# This notebook trains a visual content recognition model on modified *Beyond Words* and DFKV bounding box annotations. 


This notebook finetunes a pre-trained object detection model (Faster-RCNN R50-FPN) to predict bounding boxes around illustrations in historical newspapers, journals and books images. 

This notebook is based on the following notebook:

- https://colab.research.google.com/drive/16jcaJoc6bCFAQ96jDe2HwtXj7BMD_-m5

and on the work of :

*Benjamin Charles Germain Lee*
(LOC Innovator-in-Residence)



In [1]:
!python -m pip install 'git+https://github.com/facebookresearch/detectron2.git'

Collecting git+https://github.com/facebookresearch/detectron2.git
  Cloning https://github.com/facebookresearch/detectron2.git to /tmp/pip-req-build-d3l1tj27
  Running command git clone -q https://github.com/facebookresearch/detectron2.git /tmp/pip-req-build-d3l1tj27


In [2]:
#!git clone https://github.com/facebookresearch/detectron2.git

In [3]:
from google.colab import drive
drive.mount('/content/gdrive', force_remount=True)

Mounted at /content/gdrive


In [4]:
%cd gdrive/My Drive/newspaper-navigator/newspaper-navigator/notebooks

/content/gdrive/My Drive/newspaper-navigator/newspaper-navigator/notebooks


# First, we handle imports and data formatting.

This cell imports libraries and constructs a COCO instance using the training and validation JSON files; essentially, this enables the model to handle the data loading using the COCO standard:

In [5]:
# to display images inline
%matplotlib inline

# import some common libraries
import cv2
import random
import glob
import os
import shutil
import json
import math
import numpy as np
import matplotlib.pyplot as plt

# import detectron2, etc.
import detectron2
from detectron2.config import get_cfg
from detectron2.data import DatasetCatalog, MetadataCatalog
from detectron2.data.datasets import register_coco_instances
from detectron2.engine import DefaultTrainer
from detectron2.engine import DefaultPredictor
from detectron2.evaluation import COCOEvaluator
from detectron2.utils.visualizer import Visualizer
from detectron2.utils.visualizer import ColorMode
from detectron2.utils.logger import setup_logger
setup_logger()

# cd into the beyond words dataset
os.chdir("../beyond_words_data")

# we now register the dataset
register_coco_instances("beyond_words_train", {}, "train_annos.json", "images")
register_coco_instances("beyond_words_val", {}, "test_annos.json", "images")
register_coco_instances("beyond_words_combined", {}, "anno_complete.json", "images")

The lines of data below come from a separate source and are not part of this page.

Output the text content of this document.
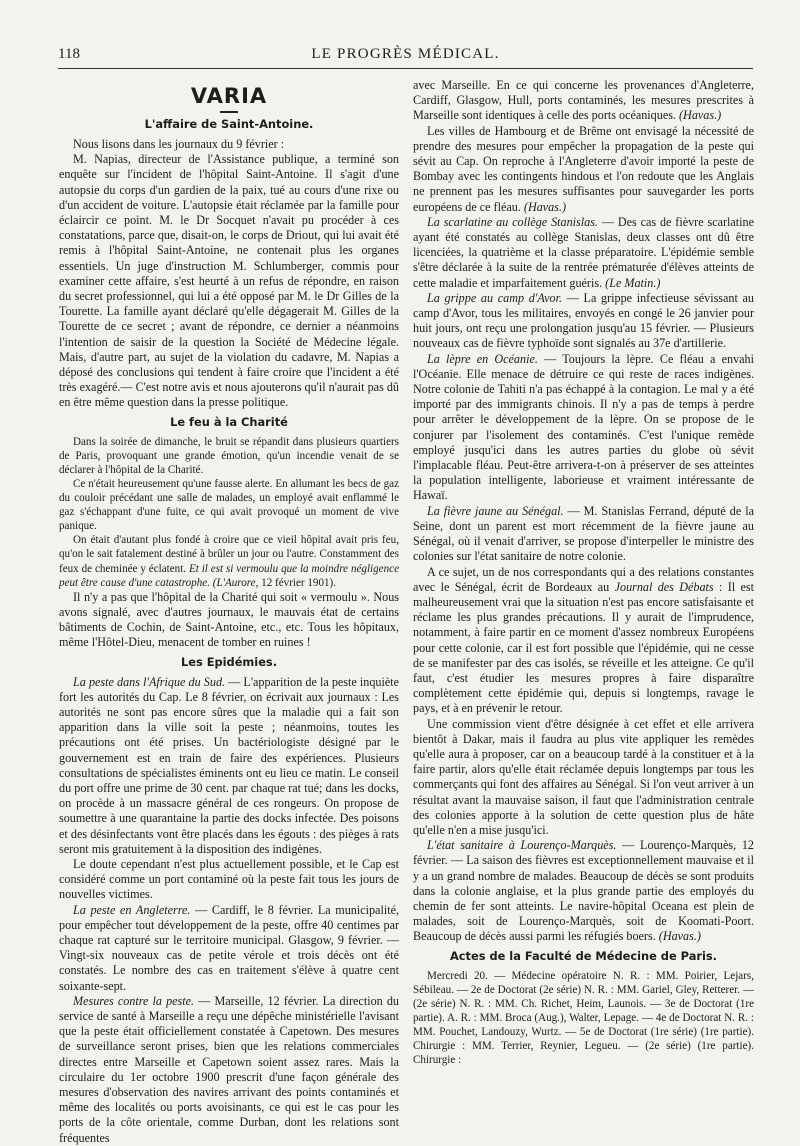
118	LE PROGRÈS MÉDICAL.
VARIA
L'affaire de Saint-Antoine.

Nous lisons dans les journaux du 9 février :

M. Napias, directeur de l'Assistance publique, a terminé son enquête sur l'incident de l'hôpital Saint-Antoine. Il s'agit d'une autopsie du corps d'un gardien de la paix, tué au cours d'une rixe ou d'un accident de voiture. L'autopsie était réclamée par la famille pour éclaircir ce point. M. le Dr Socquet n'avait pu procéder à ces constatations, parce que, disait-on, le corps de Driout, qui lui avait été remis à l'hôpital Saint-Antoine, ne contenait plus les organes essentiels. Un juge d'instruction M. Schlumberger, commis pour examiner cette affaire, s'est heurté à un refus de répondre, en raison du secret professionnel, qui lui a été opposé par M. le Dr Gilles de la Tourette. La famille ayant déclaré qu'elle dégagerait M. Gilles de la Tourette de ce secret ; avant de répondre, ce dernier a néanmoins l'intention de saisir de la question la Société de Médecine légale. Mais, d'autre part, au sujet de la violation du cadavre, M. Napias a déposé des conclusions qui tendent à faire croire que l'incident a été très exagéré.— C'est notre avis et nous ajouterons qu'il n'aurait pas dû en être même question dans la presse politique.

Le feu à la Charité

Dans la soirée de dimanche, le bruit se répandit dans plusieurs quartiers de Paris, provoquant une grande émotion, qu'un incendie venait de se déclarer à l'hôpital de la Charité.

Ce n'était heureusement qu'une fausse alerte. En allumant les becs de gaz du couloir précédant une salle de malades, un employé avait enflammé le gaz s'échappant d'une fuite, ce qui avait provoqué un moment de vive panique.

On était d'autant plus fondé à croire que ce vieil hôpital avait pris feu, qu'on le sait fatalement destiné à brûler un jour ou l'autre. Constamment des feux de cheminée y éclatent. Et il est si vermoulu que la moindre négligence peut être cause d'une catastrophe. (L'Aurore, 12 février 1901).

Il n'y a pas que l'hôpital de la Charité qui soit « vermoulu ». Nous avons signalé, avec d'autres journaux, le mauvais état de certains bâtiments de Cochin, de Saint-Antoine, etc., etc. Tous les hôpitaux, même l'Hôtel-Dieu, menacent de tomber en ruines !

Les Epidémies.

La peste dans l'Afrique du Sud. — L'apparition de la peste inquiète fort les autorités du Cap. Le 8 février, on écrivait aux journaux : Les autorités ne sont pas encore sûres que la maladie qui a fait son apparition dans la ville soit la peste ; néanmoins, toutes les précautions ont été prises. Un bactériologiste désigné par le gouvernement est en train de faire des expériences. Plusieurs consultations de spécialistes éminents ont eu lieu ce matin. Le conseil du port offre une prime de 30 cent. par chaque rat tué; dans les docks, on procède à un massacre général de ces rongeurs. On propose de soumettre à une quarantaine la partie des docks infectée. Des poisons et des désinfectants vont être placés dans les égouts : des pièges à rats seront mis gratuitement à la disposition des indigènes.

Le doute cependant n'est plus actuellement possible, et le Cap est considéré comme un port contaminé où la peste fait tous les jours de nouvelles victimes.

La peste en Angleterre. — Cardiff, le 8 février. La municipalité, pour empêcher tout développement de la peste, offre 40 centimes par chaque rat capturé sur le territoire municipal. Glasgow, 9 février. — Vingt-six nouveaux cas de petite vérole et trois décès ont été constatés. Le nombre des cas en traitement s'élève à quatre cent soixante-sept.

Mesures contre la peste. — Marseille, 12 février. La direction du service de santé à Marseille a reçu une dépêche ministérielle l'avisant que la peste était officiellement constatée à Capetown. Des mesures de surveillance seront prises, bien que les relations commerciales directes entre Marseille et Capetown soient assez rares. Mais la circulaire du 1er octobre 1900 prescrit d'une façon générale des mesures d'observation des navires arrivant des points contaminés et même des localités ou ports avoisinants, ce qui est le cas pour les ports de la côte orientale, comme Durban, dont les relations sont fréquentes

avec Marseille. En ce qui concerne les provenances d'Angleterre, Cardiff, Glasgow, Hull, ports contaminés, les mesures prescrites à Marseille sont identiques à celle des ports océaniques. (Havas.)

Les villes de Hambourg et de Brême ont envisagé la nécessité de prendre des mesures pour empêcher la propagation de la peste qui sévit au Cap. On reproche à l'Angleterre d'avoir importé la peste de Bombay avec les contingents hindous et l'on redoute que les Anglais ne prennent pas les mesures suffisantes pour sauvegarder les ports européens de ce fléau. (Havas.)

La scarlatine au collège Stanislas. — Des cas de fièvre scarlatine ayant été constatés au collège Stanislas, deux classes ont dû être licenciées, la quatrième et la classe préparatoire. L'épidémie semble s'être déclarée à la suite de la rentrée prématurée d'élèves atteints de cette maladie et imparfaitement guéris. (Le Matin.)

La grippe au camp d'Avor. — La grippe infectieuse sévissant au camp d'Avor, tous les militaires, envoyés en congé le 26 janvier pour huit jours, ont reçu une prolongation jusqu'au 15 février. — Plusieurs nouveaux cas de fièvre typhoïde sont signalés au 37e d'artillerie.

La lèpre en Océanie. — Toujours la lèpre. Ce fléau a envahi l'Océanie. Elle menace de détruire ce qui reste de races indigènes. Notre colonie de Tahiti n'a pas échappé à la contagion. Le mal y a été importé par des immigrants chinois. Il n'y a pas de temps à perdre pour arrêter le développement de la lèpre. On se propose de le conjurer par l'isolement des contaminés. C'est l'unique remède employé jusqu'ici dans les autres parties du globe où sévit l'implacable fléau. Peut-être arrivera-t-on à préserver de ses atteintes la population intelligente, laborieuse et vraiment intéressante de Hawaï.

La fièvre jaune au Sénégal. — M. Stanislas Ferrand, député de la Seine, dont un parent est mort récemment de la fièvre jaune au Sénégal, où il venait d'arriver, se propose d'interpeller le ministre des colonies sur l'état sanitaire de notre colonie.

A ce sujet, un de nos correspondants qui a des relations constantes avec le Sénégal, écrit de Bordeaux au Journal des Débats : Il est malheureusement vrai que la situation n'est pas encore satisfaisante et réclame les plus grandes précautions. Il y aurait de l'imprudence, notamment, à faire partir en ce moment d'assez nombreux Européens pour cette colonie, car il est fort possible que l'épidémie, qui ne cesse de se manifester par des cas isolés, se réveille et les atteigne. Ce qu'il faut, c'est étudier les mesures propres à faire disparaître complètement cette épidémie qui, depuis si longtemps, ravage le pays, et à en prévenir le retour.

Une commission vient d'être désignée à cet effet et elle arrivera bientôt à Dakar, mais il faudra au plus vite appliquer les remèdes qu'elle aura à proposer, car on a beaucoup tardé à la constituer et à la faire partir, alors qu'elle était réclamée depuis longtemps par tous les commerçants qui font des affaires au Sénégal. Si l'on veut arriver à un résultat avant la mauvaise saison, il faut que l'administration centrale des colonies apporte à la solution de cette question plus de hâte qu'elle n'en a mise jusqu'ici.

L'état sanitaire à Lourenço-Marquès. — Lourenço-Marquès, 12 février. — La saison des fièvres est exceptionnellement mauvaise et il y a un grand nombre de malades. Beaucoup de décès se sont produits dans la colonie anglaise, et la plus grande partie des employés du chemin de fer sont atteints. Le navire-hôpital Oceana est plein de malades, soit de Lourenço-Marquès, soit de Koomati-Poort. Beaucoup de décès aussi parmi les réfugiés boers. (Havas.)

Actes de la Faculté de Médecine de Paris.

Mercredi 20. — Médecine opératoire N. R. : MM. Poirier, Lejars, Sébileau. — 2e de Doctorat (2e série) N. R. : MM. Gariel, Gley, Retterer. — (2e série) N. R. : MM. Ch. Richet, Heim, Launois. — 3e de Doctorat (1re partie). A. R. : MM. Broca (Aug.), Walter, Lepage. — 4e de Doctorat N. R. : MM. Pouchet, Landouzy, Wurtz. — 5e de Doctorat (1re série) (1re partie). Chirurgie : MM. Terrier, Reynier, Legueu. — (2e série) (1re partie). Chirurgie :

# Next, we visualize some examples.

This cell visualizes some examples from the training set:

In [6]:
# sets random seed for reproducibility
random.seed(42)

dataset_dicts = DatasetCatalog.get("beyond_words_train")
my_metadata = MetadataCatalog.get("beyond_words_val")

n_examples_to_display = 5
for d in random.sample(dataset_dicts, n_examples_to_display):
    print(d["file_name"])
    img = cv2.imread(d["file_name"])
    visualizer = Visualizer(img[:, :, ::-1], metadata=my_metadata, scale=0.5)
    v = visualizer.draw_dataset_dict(d)
    plt.figure(figsize=(15,12))
    plt.imshow(v.get_image()[:, :, ::-1])


Output hidden; open in https://colab.research.google.com to view.

# Next, we finetune the Faster-RCNN implementation from Detectron2's Model Zoo.

We can pick our choice of pre-trained model here: https://github.com/facebookresearch/detectron2/blob/master/MODEL_ZOO.md#coco-object-detection-baselines.

The 7 classes of visual content are:

- Photograph
- Illustration
- Map
- Comics/Cartoon
- Editorial Cartoon
- Headline
- Advertisement

Below, we finetune "Faster_rcnn_R_50_FPN_3x" and evaluate mean average precision on the held-out data (80%-20% train-val split); for this demo we run for 10 epochs - feel free to run for more epochs and watch the performance on the validation set improve!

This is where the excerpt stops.